La madre dijo a los dos hijos varones por qué iba y ellos tornáronse graves y se apenaron al saber lo que sucedía a su hermana.

—Desde hace mucho tiempo temía que algo malo le estaba sucediendo —dijo el hijo mayor, con su aspecto de hombre hecho.

—Y yo —exclamó el hijo menor, asombrado— jamás pensé que hubiera algo malo en sus ojos, pues estoy acostumbrado a verla siempre así.

Y la madre se lo contó también a la doncella.

—Hija, voy al templo, al Sur, donde está la diosa viva, que es la misma que dio el hijo a la esposa de Li el Sexto, cuando había sido estéril toda la vida y se acercaba ya al fin de su tiempo de concebir y su hombre se impacientaba y quería tomar una concubina, pues estaba muy irritado por su esterilidad. Ella fue y oró y luego tuvo un hermoso hijo.

—Bien lo recuerdo, madre —repuso la doncella—. Ella hizo dos zapatos de seda para la diosa y se los dio cuando nació el hijo. Sí, madre, ve de prisa, pues es ciertamente una diosa muy buena.

La madre se puso en camino sola, y todo el día luchó contra el viento que soplaba incesantemente aquel mes llevando el frío consigo, pues venía del desierto del Norte. Las hojas se marchitaban en los árboles y la hierba al borde del camino se secaba y todo moría. Pero más fuerte que el viento, más amargo, era el temor de la madre, asustada de que su propio pecado hubiera caído sobre su hija. Cuando, finalmente, entró en el templo, no vio lo grande y hermoso que era, con sus paredes pintadas de color de rosa y los dioses dorados y tampoco vio la gente que entraba y salía después de adorar. Entró rápidamente, buscando aquella diosa, después de comprar un poco de incienso junto a la puerta.

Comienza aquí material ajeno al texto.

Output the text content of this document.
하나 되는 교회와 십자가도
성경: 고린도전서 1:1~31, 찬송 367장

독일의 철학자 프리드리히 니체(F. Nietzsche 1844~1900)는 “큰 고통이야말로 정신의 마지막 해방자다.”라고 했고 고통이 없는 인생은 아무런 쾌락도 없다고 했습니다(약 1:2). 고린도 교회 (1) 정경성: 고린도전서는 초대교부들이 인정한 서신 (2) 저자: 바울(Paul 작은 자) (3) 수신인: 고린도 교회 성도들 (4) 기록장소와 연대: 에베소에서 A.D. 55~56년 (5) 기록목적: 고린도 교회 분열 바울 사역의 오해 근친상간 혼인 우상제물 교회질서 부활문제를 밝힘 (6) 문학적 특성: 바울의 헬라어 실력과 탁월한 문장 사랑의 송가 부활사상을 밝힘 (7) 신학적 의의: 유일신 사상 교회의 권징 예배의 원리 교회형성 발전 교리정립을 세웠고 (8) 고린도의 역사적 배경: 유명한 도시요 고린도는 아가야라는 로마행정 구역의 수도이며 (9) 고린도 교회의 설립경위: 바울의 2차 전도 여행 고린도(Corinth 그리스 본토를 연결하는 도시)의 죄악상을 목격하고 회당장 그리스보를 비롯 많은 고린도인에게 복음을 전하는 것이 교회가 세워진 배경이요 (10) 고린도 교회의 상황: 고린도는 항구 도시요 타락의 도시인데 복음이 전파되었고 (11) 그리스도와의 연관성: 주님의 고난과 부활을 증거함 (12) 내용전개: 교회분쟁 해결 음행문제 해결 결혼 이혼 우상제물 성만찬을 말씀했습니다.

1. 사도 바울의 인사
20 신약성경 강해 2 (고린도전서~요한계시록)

—¿Dónde está la diosa vida? —preguntó al primer sacerdote de hábito gris que encontró.

Entonces él, suponiendo por su aspecto que era una de las muchas mujeres que a diario acudían allí para pedir hijos, señaló con un fruncimiento de la boca hacia un oscuro rincón, donde había una vieja, pequeña y deslustrada diosa, sentada entre diosas menores, que la atendían. Allí fue la madre y esperó mientras una mujer postrada murmuraba sus oraciones, rezando por un hijo que no podía moverse y estaba en cama hacía ya varios años, según le dijo a la diosa, tan enfermo, que ni siquiera podía volver a engendrar un hijo. Y la mujer rezaba diciendo:

—Si hay en mi casa un pecado que no hemos expiado, dime, ¡oh, diosa!, si por ese pecado sufre él, y yo lo expiaré… ¡Lo expiaré!

Luego se levantó y alejose tosiendo y suspirando y la madre se arrodilló y recitó también su plegaria. Pero no podía olvidar la de la otra mujer y pareciole que la diosa la miraba ásperamente y que aquel rostro dorado permanecía impasible y sin conmoverse ante el alma pecadora que rezaba, cuyo pecado no había sido expiado.

Finalmente la madre se levantó y suspiró profundamente sin saber si su plegaria era válida, encendió el incienso y salió. Cuando hubo recorrido las diez millas y encontrose nuevamente ante la puerta de su casa, aterida y fatigada, se dejó caer en el taburete, contestando tristemente cómo había escuchado la diosa su plegaria.

—¿Cómo puedo yo saber cuál es la voluntad del cielo? No podía hacer más que recitar mi plegaria y esperar a que el cielo manifieste su voluntad.

Pero con todo su corazón deseó no haber pecado. Cuanto más lo deseaba, más se preguntaba cómo había podido hacerlo y todo su ser se erguía contra aquel hombre de cara suave y le odiaba por su pecado y porque ella no podía deshacer lo que había sido hecho. En aquella hora de profundo odio se curó de todo su calor y juventud y nunca más fue joven. Para ella no había ya en el mundo hombre alguno, sino tan sólo sus tres hijos, uno de los cuales estaba ciego.